What Are Your Sprint Buttons?
Many years ago when I first attended a Scrum course, it was suggested that the burndown chart was similar to a boat moving from point a to point b and the burndown records its progress – sometimes it is on course, sometimes it is off and adjustments need to be made in order to correct the course.
The burndown plots the progress so far, i.e. it an indication of progress so made.
Try not to focus on it too much – The burndown chart is not the important artefact within Scrum
THE most important one is the Incremental Release.
However, after spending a week in the Mediterranean sailing a friend’s boat I found that I was able to change course by pressing one of two buttons – “Negative Degree” or “Positive Degree” in order to move the boat back onto course.
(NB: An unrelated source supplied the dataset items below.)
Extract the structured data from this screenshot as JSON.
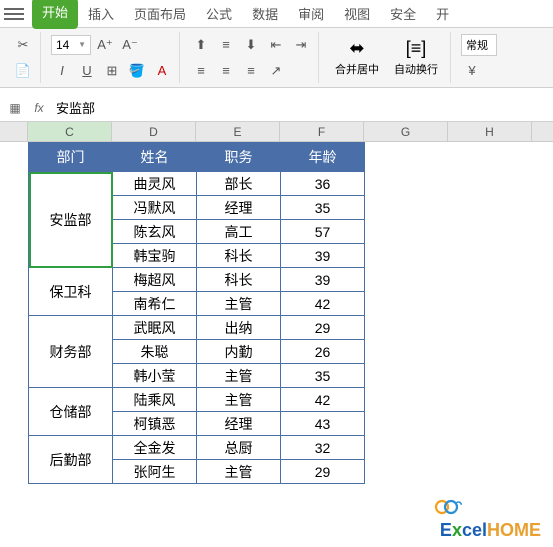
{
  "ribbon": {
    "tabs": [
      "开始",
      "插入",
      "页面布局",
      "公式",
      "数据",
      "审阅",
      "视图",
      "安全",
      "开"
    ],
    "active_index": 0
  },
  "toolbar": {
    "font_size": "14",
    "merge_label": "合并居中",
    "wrap_label": "自动换行",
    "format_label": "常规"
  },
  "formula_bar": {
    "value": "安监部"
  },
  "columns": [
    "C",
    "D",
    "E",
    "F",
    "G",
    "H"
  ],
  "selected_col": "C",
  "table": {
    "headers": [
      "部门",
      "姓名",
      "职务",
      "年龄"
    ],
    "departments": [
      {
        "name": "安监部",
        "rowspan": 4,
        "selected": true,
        "rows": [
          {
            "name": "曲灵风",
            "role": "部长",
            "age": "36"
          },
          {
            "name": "冯默风",
            "role": "经理",
            "age": "35"
          },
          {
            "name": "陈玄风",
            "role": "高工",
            "age": "57"
          },
          {
            "name": "韩宝驹",
            "role": "科长",
            "age": "39"
          }
        ]
      },
      {
        "name": "保卫科",
        "rowspan": 2,
        "rows": [
          {
            "name": "梅超风",
            "role": "科长",
            "age": "39"
          },
          {
            "name": "南希仁",
            "role": "主管",
            "age": "42"
          }
        ]
      },
      {
        "name": "财务部",
        "rowspan": 3,
        "rows": [
          {
            "name": "武眠风",
            "role": "出纳",
            "age": "29"
          },
          {
            "name": "朱聪",
            "role": "内勤",
            "age": "26"
          },
          {
            "name": "韩小莹",
            "role": "主管",
            "age": "35"
          }
        ]
      },
      {
        "name": "仓储部",
        "rowspan": 2,
        "rows": [
          {
            "name": "陆乘风",
            "role": "主管",
            "age": "42"
          },
          {
            "name": "柯镇恶",
            "role": "经理",
            "age": "43"
          }
        ]
      },
      {
        "name": "后勤部",
        "rowspan": 2,
        "rows": [
          {
            "name": "全金发",
            "role": "总厨",
            "age": "32"
          },
          {
            "name": "张阿生",
            "role": "主管",
            "age": "29"
          }
        ]
      }
    ]
  },
  "watermark": {
    "text1": "E",
    "text2": "x",
    "text3": "cel",
    "text4": "H",
    "text5": "O",
    "text6": "ME"
  }
}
OK, the correction wasn’t instant but within a minute I was able to see what affect my actions caused.
This action jogged my memory back to the Scrum course and got me thinking –
“What are my Sprint Buttons?”
Being part of a Scrum Team (i.e. Developer), I never felt that I was totally in control of the sprint. We were never able to change / correct course as easily as I would have liked.
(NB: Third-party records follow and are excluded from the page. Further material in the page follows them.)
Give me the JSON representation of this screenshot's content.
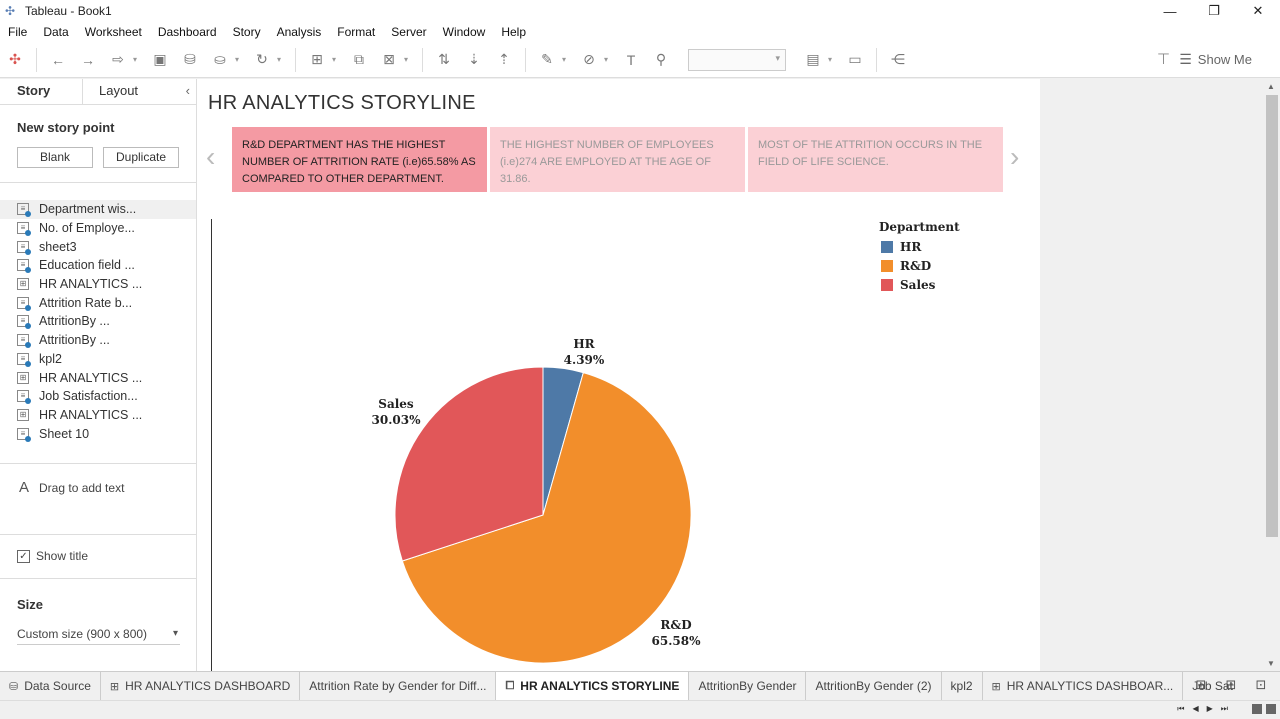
{
  "window": {
    "title": "Tableau - Book1"
  },
  "menu": [
    "File",
    "Data",
    "Worksheet",
    "Dashboard",
    "Story",
    "Analysis",
    "Format",
    "Server",
    "Window",
    "Help"
  ],
  "toolbar": {
    "show_me": "Show Me"
  },
  "sidebar": {
    "tab_story": "Story",
    "tab_layout": "Layout",
    "new_story_point": "New story point",
    "blank_label": "Blank",
    "duplicate_label": "Duplicate",
    "sheets": [
      {
        "label": "Department wis...",
        "type": "sheet"
      },
      {
        "label": "No. of Employe...",
        "type": "sheet"
      },
      {
        "label": "sheet3",
        "type": "sheet"
      },
      {
        "label": "Education field ...",
        "type": "sheet"
      },
      {
        "label": "HR ANALYTICS ...",
        "type": "dashboard"
      },
      {
        "label": "Attrition Rate b...",
        "type": "sheet"
      },
      {
        "label": "AttritionBy ...",
        "type": "sheet"
      },
      {
        "label": "AttritionBy ...",
        "type": "sheet"
      },
      {
        "label": "kpl2",
        "type": "sheet"
      },
      {
        "label": "HR ANALYTICS ...",
        "type": "dashboard"
      },
      {
        "label": "Job Satisfaction...",
        "type": "sheet"
      },
      {
        "label": "HR ANALYTICS ...",
        "type": "dashboard"
      },
      {
        "label": "Sheet 10",
        "type": "sheet"
      }
    ],
    "drag_text": "Drag to add text",
    "show_title": "Show title",
    "size_heading": "Size",
    "size_value": "Custom size (900 x 800)"
  },
  "story": {
    "title": "HR ANALYTICS STORYLINE",
    "points": [
      "R&D DEPARTMENT HAS THE HIGHEST NUMBER OF  ATTRITION RATE  (i.e)65.58% AS COMPARED TO OTHER DEPARTMENT.",
      "THE HIGHEST NUMBER OF EMPLOYEES (i.e)274 ARE EMPLOYED AT THE AGE OF 31.86.",
      "MOST OF THE ATTRITION OCCURS IN THE FIELD OF LIFE SCIENCE."
    ]
  },
  "chart_data": {
    "type": "pie",
    "legend_title": "Department",
    "legend_position": "top-right",
    "slices": [
      {
        "name": "HR",
        "value": 4.39,
        "label": "4.39%",
        "color": "#4e79a7"
      },
      {
        "name": "R&D",
        "value": 65.58,
        "label": "65.58%",
        "color": "#f28e2b"
      },
      {
        "name": "Sales",
        "value": 30.03,
        "label": "30.03%",
        "color": "#e15759"
      }
    ]
  },
  "bottom_tabs": [
    {
      "label": "Data Source",
      "icon": "database-icon",
      "active": false
    },
    {
      "label": "HR ANALYTICS DASHBOARD",
      "icon": "dashboard-icon",
      "active": false
    },
    {
      "label": "Attrition Rate by Gender for Diff...",
      "icon": "",
      "active": false
    },
    {
      "label": "HR ANALYTICS STORYLINE",
      "icon": "story-icon",
      "active": true
    },
    {
      "label": "AttritionBy Gender",
      "icon": "",
      "active": false
    },
    {
      "label": "AttritionBy Gender (2)",
      "icon": "",
      "active": false
    },
    {
      "label": "kpl2",
      "icon": "",
      "active": false
    },
    {
      "label": "HR ANALYTICS DASHBOAR...",
      "icon": "dashboard-icon",
      "active": false
    },
    {
      "label": "Job Sat",
      "icon": "",
      "active": false
    }
  ]
}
So how could we get back on course? What are the buttons that the team could use?
- We could hope that we’d complete PBIs quicker than we thought (i.e. have under-estimated the complexity of the PBIs).
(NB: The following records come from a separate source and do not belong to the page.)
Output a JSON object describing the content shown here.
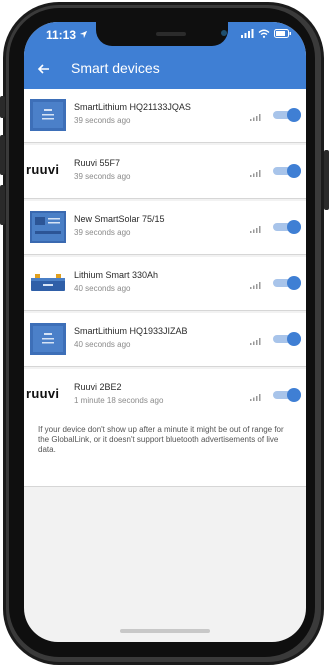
{
  "status_bar": {
    "time": "11:13"
  },
  "header": {
    "title": "Smart devices",
    "accent": "#3f7fd4"
  },
  "devices": [
    {
      "name": "SmartLithium HQ21133JQAS",
      "time": "39 seconds ago",
      "icon": "smart-lithium-thumb",
      "enabled": true
    },
    {
      "name": "Ruuvi 55F7",
      "time": "39 seconds ago",
      "icon": "ruuvi-logo",
      "enabled": true
    },
    {
      "name": "New SmartSolar 75/15",
      "time": "39 seconds ago",
      "icon": "smartsolar-thumb",
      "enabled": true
    },
    {
      "name": "Lithium Smart 330Ah",
      "time": "40 seconds ago",
      "icon": "battery-thumb",
      "enabled": true
    },
    {
      "name": "SmartLithium HQ1933JIZAB",
      "time": "40 seconds ago",
      "icon": "smart-lithium-thumb",
      "enabled": true
    },
    {
      "name": "Ruuvi 2BE2",
      "time": "1 minute 18 seconds ago",
      "icon": "ruuvi-logo",
      "enabled": true
    }
  ],
  "ruuvi_logo_text": "ruuvi",
  "note": "If your device don't show up after a minute it might be out of range for the GlobalLink, or it doesn't support bluetooth advertisements of live data."
}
- Work a few more hours extra time, keeping in mind a sustainable development pace – Still not a guarantee.
- We could negotiate with the PO and either replace PBIs in the sprint or change the acceptance criteria on existing ones. – Never sat nicely with me
- Potentially remove some Tech Debt from the sprint. – Mmm, more balls of mud to deal with
- One thing that we must NEVER do is – lower the quality of the definition of done – that way lays madness by adding uncertainty and increasing risk – NEVER do this.
We have some tactics we can try but we’re actually quite limited to make a direct impact in that Sprint.
It is only over time, by improving our estimating accuracy and by asking suitable questions to drive out uncertainty that improves our forecast.
So my question to you is…
What Are Your Sprint Buttons To Keep On Course?
I’d be really interested to hear what techniques you’ve used.